那時候的商稚忘記了很多事情,比如她究竟把自己和陸妄的結婚戒指放在哪裏了。
這個包,這幾年商稚都沒舍得背。
今天出門緊急,才順手拿了。
這一晃,她想起來了。
戒指,此時此刻就躺在包包裏。
商稚依稀記得第一天拿到這枚戒指時,自己是何等的欣喜若狂。
可此時此刻,商稚捏著這枚戒指,隻覺得自己像是個笑話。
一個不折不扣的笑話。
她扯了扯唇角,嘲諷覺得時間還真是個神奇的東西。
比如她從前分明是那麽愛陸妄的一個人,如今,說不愛就不愛了。
“陸妄,今天我才意識到,當年的我,有多看走眼。”
在第一次聽到旁人說陸妄是小白臉時,商稚就該讓他幹淨地滾出她的世界。
後麵的這些事情,也不會發生。
母親原本就破舊的身體,不用因為陸妄攔下的項目奔波,然後舊病複發。
她更不會帶著渺渺,因為陸妄而欠下一堆債務,讓地下室和醫院填滿渺渺的童年。
片時,商稚已經將那枚戒指拿出。
她將戒指抬起在陸妄麵前,眉眼間是一片冷然。
“陸妄,當初這是我夢寐以求的,但是今天,我不稀罕了。”
“哐啷——”
清脆物品落入下水井的聲音響起。
街道分明是那樣喧鬧,陸妄卻覺得這戒指掉落的聲音,清晰無比。
他左胸口某個一直撐著的東西,似乎突然折斷了下。
“陸妄你知道嗎,從前的時候,你給我的所有東西,我全都小心翼翼收著。那個時候我覺得,你是世界上最好的人,哪怕隻是現在沒有被我捂熱,總有一天,你的心髒也會為我跳動。”
事實證明,商稚就是個不折不扣的小醜。
“當然了,如你所見,後來的你並沒有如我所想,反而是變成了我人生中最痛苦的劫。”
商稚抿了唇,“陸妄,我從來沒想到,有一天丟掉你的東西,我可以丟的這麽輕鬆。”
曾經那些夢寐以求的物件,如今看來,不過如此。
商稚一字一句說著,麵色平靜無比。
陸妄看著她,想要說些什麽,卻被商稚的下一句,全部堵了回去。
“陸妄,你放心吧,我一定會找到證據,證明是唐瓷陷害了安迪,一定會是如山的鐵證,你放心,我肯定不會冤枉了你的小公主。”
說完,商稚似乎想到什麽一般。
隻見她扯了扯唇角。
“畢竟不是所有人,都和你的小公主一樣,喜歡冤枉別人。”
商稚原本以為,自己和陸妄認識這麽多年,對方應該會覺得商稚是一個確認了結果,才會告訴陸妄的人。
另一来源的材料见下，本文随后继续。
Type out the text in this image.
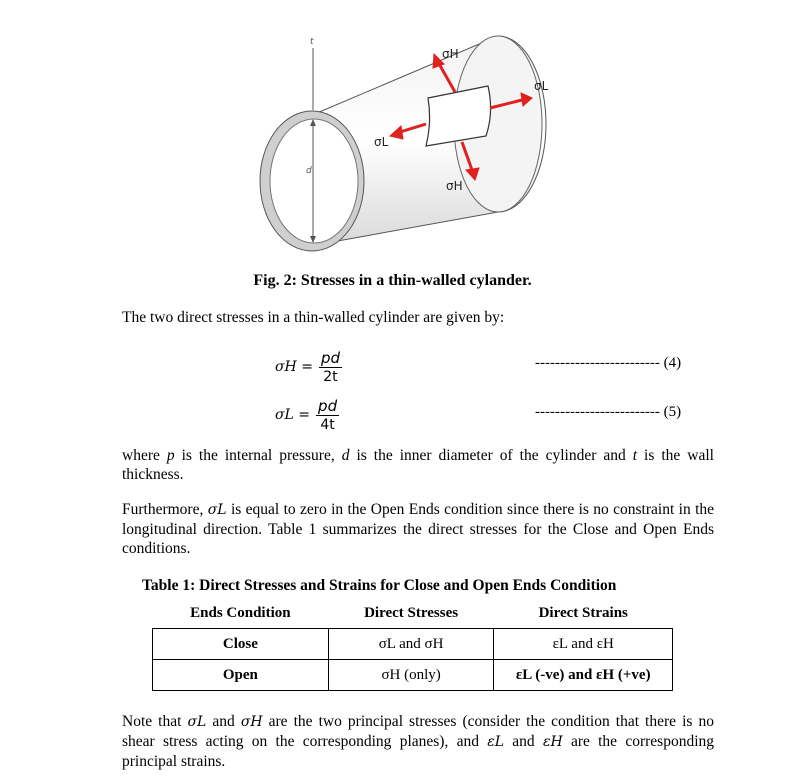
t
d
σH
σL
σL
σH
Fig. 2: Stresses in a thin-walled cylander.
The two direct stresses in a thin-walled cylinder are given by:
$\sigma H = \frac{pd}{2t}$	------------------------- (4)
$\sigma L = \frac{pd}{4t}$	------------------------- (5)
where p is the internal pressure, d is the inner diameter of the cylinder and t is the wall thickness.
Furthermore, σL is equal to zero in the Open Ends condition since there is no constraint in the longitudinal direction. Table 1 summarizes the direct stresses for the Close and Open Ends conditions.
Table 1: Direct Stresses and Strains for Close and Open Ends Condition
Ends Condition	Direct Stresses	Direct Strains
Close	σL and σH	εL and εH
Open	σH (only)	εL (-ve) and εH (+ve)
Note that σL and σH are the two principal stresses (consider the condition that there is no shear stress acting on the corresponding planes), and εL and εH are the corresponding principal strains.
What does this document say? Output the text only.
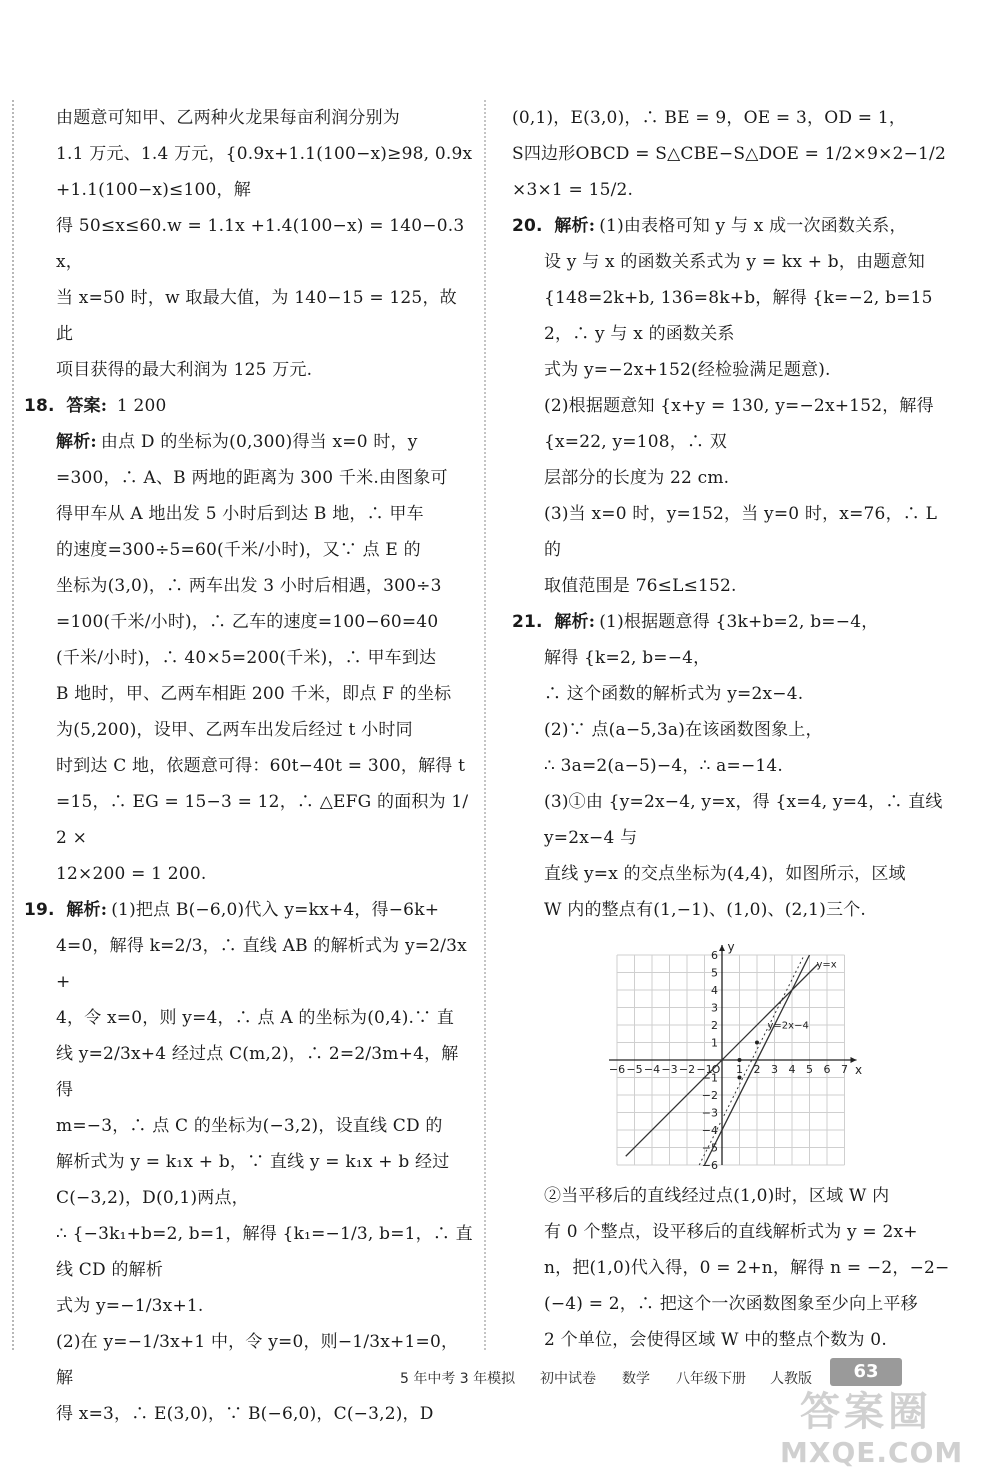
由题意可知甲、乙两种火龙果每亩利润分别为

1.1 万元、1.4 万元，{0.9x+1.1(100−x)≥98, 0.9x+1.1(100−x)≤100，解

得 50≤x≤60.w = 1.1x +1.4(100−x) = 140−0.3x，

当 x=50 时，w 取最大值，为 140−15 = 125，故此

项目获得的最大利润为 125 万元.

18. 答案: 1 200

解析: 由点 D 的坐标为(0,300)得当 x=0 时，y

=300，∴ A、B 两地的距离为 300 千米.由图象可

得甲车从 A 地出发 5 小时后到达 B 地，∴ 甲车

的速度=300÷5=60(千米/小时)，又∵ 点 E 的

坐标为(3,0)，∴ 两车出发 3 小时后相遇，300÷3

=100(千米/小时)，∴ 乙车的速度=100−60=40

(千米/小时)，∴ 40×5=200(千米)，∴ 甲车到达

B 地时，甲、乙两车相距 200 千米，即点 F 的坐标

为(5,200)，设甲、乙两车出发后经过 t 小时同

时到达 C 地，依题意可得：60t−40t = 300，解得 t

=15，∴ EG = 15−3 = 12，∴ △EFG 的面积为 1/2 ×

12×200 = 1 200.

19. 解析: (1)把点 B(−6,0)代入 y=kx+4，得−6k+

4=0，解得 k=2/3，∴ 直线 AB 的解析式为 y=2/3x+

4，令 x=0，则 y=4，∴ 点 A 的坐标为(0,4).∵ 直

线 y=2/3x+4 经过点 C(m,2)，∴ 2=2/3m+4，解得

m=−3，∴ 点 C 的坐标为(−3,2)，设直线 CD 的

解析式为 y = k₁x + b，∵ 直线 y = k₁x + b 经过

C(−3,2)，D(0,1)两点，

∴ {−3k₁+b=2, b=1，解得 {k₁=−1/3, b=1，∴ 直线 CD 的解析

式为 y=−1/3x+1.

(2)在 y=−1/3x+1 中，令 y=0，则−1/3x+1=0，解

得 x=3，∴ E(3,0)，∵ B(−6,0)，C(−3,2)，D

(0,1)，E(3,0)，∴ BE = 9，OE = 3，OD = 1，

S四边形OBCD = S△CBE−S△DOE = 1/2×9×2−1/2×3×1 = 15/2.

20. 解析: (1)由表格可知 y 与 x 成一次函数关系，

设 y 与 x 的函数关系式为 y = kx + b，由题意知

{148=2k+b, 136=8k+b，解得 {k=−2, b=152，∴ y 与 x 的函数关系

式为 y=−2x+152(经检验满足题意).

(2)根据题意知 {x+y = 130, y=−2x+152，解得 {x=22, y=108，∴ 双

层部分的长度为 22 cm.

(3)当 x=0 时，y=152，当 y=0 时，x=76，∴ L 的

取值范围是 76≤L≤152.

21. 解析: (1)根据题意得 {3k+b=2, b=−4，

解得 {k=2, b=−4，

∴ 这个函数的解析式为 y=2x−4.

(2)∵ 点(a−5,3a)在该函数图象上，

∴ 3a=2(a−5)−4，∴ a=−14.

(3)①由 {y=2x−4, y=x，得 {x=4, y=4，∴ 直线 y=2x−4 与

直线 y=x 的交点坐标为(4,4)，如图所示，区域

W 内的整点有(1,−1)、(1,0)、(2,1)三个.

−6 −5 −4 −3 −2 −1 1 2 3 4 5 6 7
6
5
4
3
2
1
−1
−2
−3
−4
−5
−6
O	x
y
y=x
y=2x−4

②当平移后的直线经过点(1,0)时，区域 W 内

有 0 个整点，设平移后的直线解析式为 y = 2x+

n，把(1,0)代入得，0 = 2+n，解得 n = −2，−2−

(−4) = 2，∴ 把这个一次函数图象至少向上平移

2 个单位，会使得区域 W 中的整点个数为 0.

5 年中考 3 年模拟 初中试卷 数学 八年级下册 人教版	63
答案圈
MXQE.COM
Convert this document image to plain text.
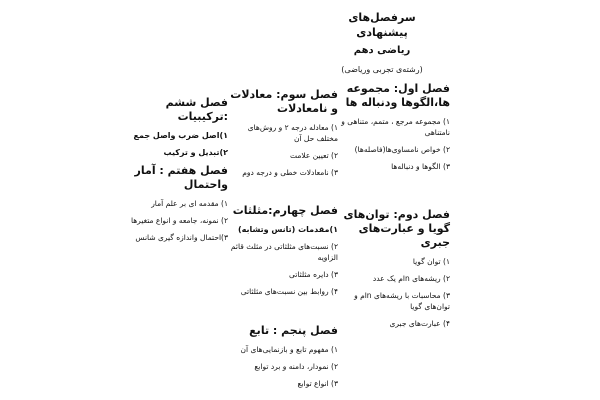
سرفصل‌های پیشنهادی
ریاضی دهم
(رشته‌ی تجربی وریاضی)
فصل اول: مجموعه ها،الگوها ودنباله ها
۱) مجموعه مرجع ، متمم، متناهی و نامتناهی
۲) خواص نامساوی‌ها(فاصله‌ها)
۳) الگوها و دنباله‌ها
فصل دوم: توان‌های گویا و عبارت‌های جبری
۱) توان گویا
۲) ریشه‌های nام یک عدد
۳) محاسبات با ریشه‌های nام و توان‌های گویا
۴) عبارت‌های جبری
فصل سوم: معادلات و نامعادلات
۱) معادله درجه ۲ و روش‌های مختلف حل آن
۲) تعیین علامت
۳) نامعادلات خطی و درجه دوم
فصل چهارم:مثلثات
۱)مقدمات (تانس وتشابه)
۲) نسبت‌های مثلثاتی در مثلث قائم الزاویه
۳) دایره مثلثاتی
۴) روابط بین نسبت‌های مثلثاتی
فصل پنجم : تابع
۱) مفهوم تابع و بازنمایی‌های آن
۲) نمودار، دامنه و برد توابع
۳) انواع توابع
فصل ششم :ترکیبیات
۱)اصل ضرب واصل جمع
۲)تبدیل و ترکیب
فصل هفتم : آمار واحتمال
۱) مقدمه ای بر علم آمار
۲) نمونه، جامعه و انواع متغیرها
۳)احتمال واندازه گیری شانس
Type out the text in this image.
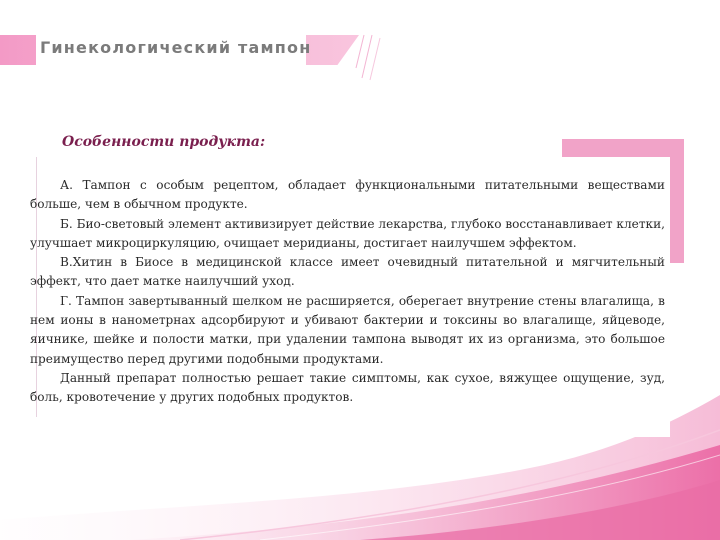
Гинекологический тампон
Особенности продукта:

А. Тампон с особым рецептом, обладает функциональными питательными веществами больше, чем в обычном продукте.

Б. Био-световый элемент активизирует действие лекарства, глубоко восстанавливает клетки, улучшает микроциркуляцию, очищает меридианы, достигает наилучшем эффектом.

В.Хитин в Биосе в медицинской классе имеет очевидный питательной и мягчительный эффект, что дает матке наилучший уход.

Г. Тампон завертыванный шелком не расширяется, оберегает внутрение стены влагалища, в нем ионы в нанометрнах адсорбируют и убивают бактерии и токсины во влагалище, яйцеводе, яичнике, шейке и полости матки, при удалении тампона выводят их из организма, это большое преимущество перед другими подобными продуктами.

Данный препарат полностью решает такие симптомы, как сухое, вяжущее ощущение, зуд, боль, кровотечение у других подобных продуктов.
但讓商稚沒想到的是,自己告訴陸妄之後,陸妄第一反應是問商稚有沒有證據。
從前陸妄分明說自己不愛唐瓷,但是如今出了事,卻是第一時間擔心唐瓷受委屈。
某種程度上來說,陸妄或許是個好男人,出了任何事情,陸妄都會擔心唐瓷受委屈。
隻是,他從沒想過,商稚也會委屈。
商稚轉身離開,不再去看。
從前的時候,兩人還是夫妻的時候,在每一次分離時,商稚總是會三步一回頭。
但是今日,商稚走的是那樣決絕,半個眼神也沒給對方。
望著商稚,陸妄尖銳的眼神一點點變得柔和。
他看著商稚,左胸口被攥住似的,悶得難受。
對於商稚,陸妄太了解了。
他怎麽會不知道商稚的性子,也知道商稚從來不會信口雌黃。
隻是——那天發生了那樣的事情,自己永遠都會欠著唐瓷,自己不知道哪天才能還的清楚。
陸妄就那樣看著商稚,直至商稚背影完全消失,陸妄的目光才微微顫了下,才收回去。
他進去前,最後看了眼商稚離開的方向。
陸妄轉身進了會所,依照門牌號找到相應的包間。
他到時,裏麵的人已經到得差不多了。
連帶著商稚剛剛提到的那位,此時也坐在裏麵。
包間內昏暗,除了幾個大小姐,被喊來的幾個女人大都穿的清涼。
對方此時正吃著一盒酸奶,身上的白裙子微微映射著光,讓唐瓷整張小臉看上去如真如她的名字,如唐瓷一般。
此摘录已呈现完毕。